Возбуждённо жестикулируя и вращая глазами, я попытался объяснить ему, что только что убил немца и что за ним следуют другие. Он быстро всё понял и, схватив один из узлов, показал на колючие заросли кустарников с несколькими низкорослыми ветвистыми соснами. Я подхватил оставшиеся котомки и понёсся за ним по направлению к зарослям, где и затих, наблюдая за жилищем Ставроса. Ждать пришлось недолго. Вскоре я увидел пятерых немцев, осторожно приближающихся к домику грека.

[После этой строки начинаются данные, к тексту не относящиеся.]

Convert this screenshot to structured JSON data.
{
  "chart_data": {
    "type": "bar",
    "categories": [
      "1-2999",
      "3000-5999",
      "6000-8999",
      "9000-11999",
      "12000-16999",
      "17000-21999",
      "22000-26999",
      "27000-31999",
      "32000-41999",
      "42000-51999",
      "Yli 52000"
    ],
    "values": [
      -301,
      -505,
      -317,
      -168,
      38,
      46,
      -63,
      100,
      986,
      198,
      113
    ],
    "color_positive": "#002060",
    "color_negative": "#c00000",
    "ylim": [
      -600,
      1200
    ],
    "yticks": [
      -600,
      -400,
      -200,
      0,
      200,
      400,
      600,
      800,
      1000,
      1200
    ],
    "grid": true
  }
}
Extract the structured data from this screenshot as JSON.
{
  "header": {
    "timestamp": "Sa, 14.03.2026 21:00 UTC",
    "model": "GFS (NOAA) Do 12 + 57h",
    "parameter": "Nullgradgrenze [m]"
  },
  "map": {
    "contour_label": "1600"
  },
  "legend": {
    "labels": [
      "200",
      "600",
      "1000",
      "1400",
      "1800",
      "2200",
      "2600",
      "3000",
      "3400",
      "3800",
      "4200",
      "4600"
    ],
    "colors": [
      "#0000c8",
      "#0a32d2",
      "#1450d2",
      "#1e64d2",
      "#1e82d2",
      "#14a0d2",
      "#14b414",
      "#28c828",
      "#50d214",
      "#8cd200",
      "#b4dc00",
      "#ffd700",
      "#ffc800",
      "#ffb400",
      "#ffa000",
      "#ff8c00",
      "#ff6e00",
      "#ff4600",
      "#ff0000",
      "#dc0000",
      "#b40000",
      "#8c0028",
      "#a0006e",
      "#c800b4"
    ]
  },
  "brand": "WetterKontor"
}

Ставрос вышел во двор, поджидая незваных пришельцев. Они что-то заорали. Хозяин поднял руки. Пугливо озираясь и прячась за углы построек, боши вошли во двор, держа Ставроса на прицеле. Двое из них ворвались в дом. Но быстро вышли оттуда, ничего не обнаружив. Толкая стволом автомата в грудь старика, один из них кричал. Ставрос мотал головой. Трое немцев направились к сараю, где я ночевал. Оставшиеся продолжали допрашивать хозяина, но, по-видимому, безрезультатно. Через несколько минут солдаты, проводившие осмотр хозяйственного домика, вернулись. Один из них нёс мою форму. Немцы начали бить Ставроса, он падал, но снова вставал и мотал головой. Бошам это, очевидно, надоело. Когда грек снова попытался встать, раздалась очередь. Оцепенение охватило моё тело. Ноги старика подогнулись, и он начал медленно оседать на землю. Голова Ставроса повернулась в мою сторону. Его глаз я не видел – далеко…

Но видел их потом. Много-много раз. Он приходил ко мне во сне. Приходил, стоял, смотрел на меня. Нет, не с укором и не с печалью. Скорее с любопытством: «Как ты? Всё ли у тебя хорошо?» Я молчал. В его чёрных глазах читалась даже некая гордость за меня: «Молодец. Не сдавайся». Помахав мне рукой, исчезал. После таких снов ещё долго не можешь прийти в себя, становясь безразличным ко всему…

Ставрос рухнул. Я ткнулся лбом в землю, сухую тёплую землю Крита. На какое-то время понимание окружающего меня мира исчезло: ничего не видел и не слышал. Из этого состояния меня вывели громкие крики: это кричал ослик. Немцы грабили имущество Ставроса, угоняли скот. Ослик упирался и не хотел идти с бошами. Немцы начали тянуть его за поводья и бить палкой. Мои пальцы невольно сжали камни около меня.

Наконец, боши ушли, забрав с собой награбленную добычу. Сколько я так лежал? Наконец, заставил себя подняться. Медленно побрёл к дому Ставроса. Грек лежал во дворе, я подошёл к телу. Старик лежал на спине, широко раскинув руки. Его глаза были закрыты. Мне показалось, что по его лицу разлилось умиротворение, морщины разгладились. «Он сейчас рядом с Богом», – подумалось. Но долго смотреть на Ставроса было выше моих сил. Отыскав в сарае лопату и кирку, принялся за работу на окраине его маленькой усадьбы. Это заставило меня на какое-то время забыться: каменистая твердь с трудом поддавалась под моими ударами; кружилась голова, и тошнило, но я продолжал исступлённо раскалывать панцирь критской земли. Всё-таки мне удалось вырыть неглубокую яму.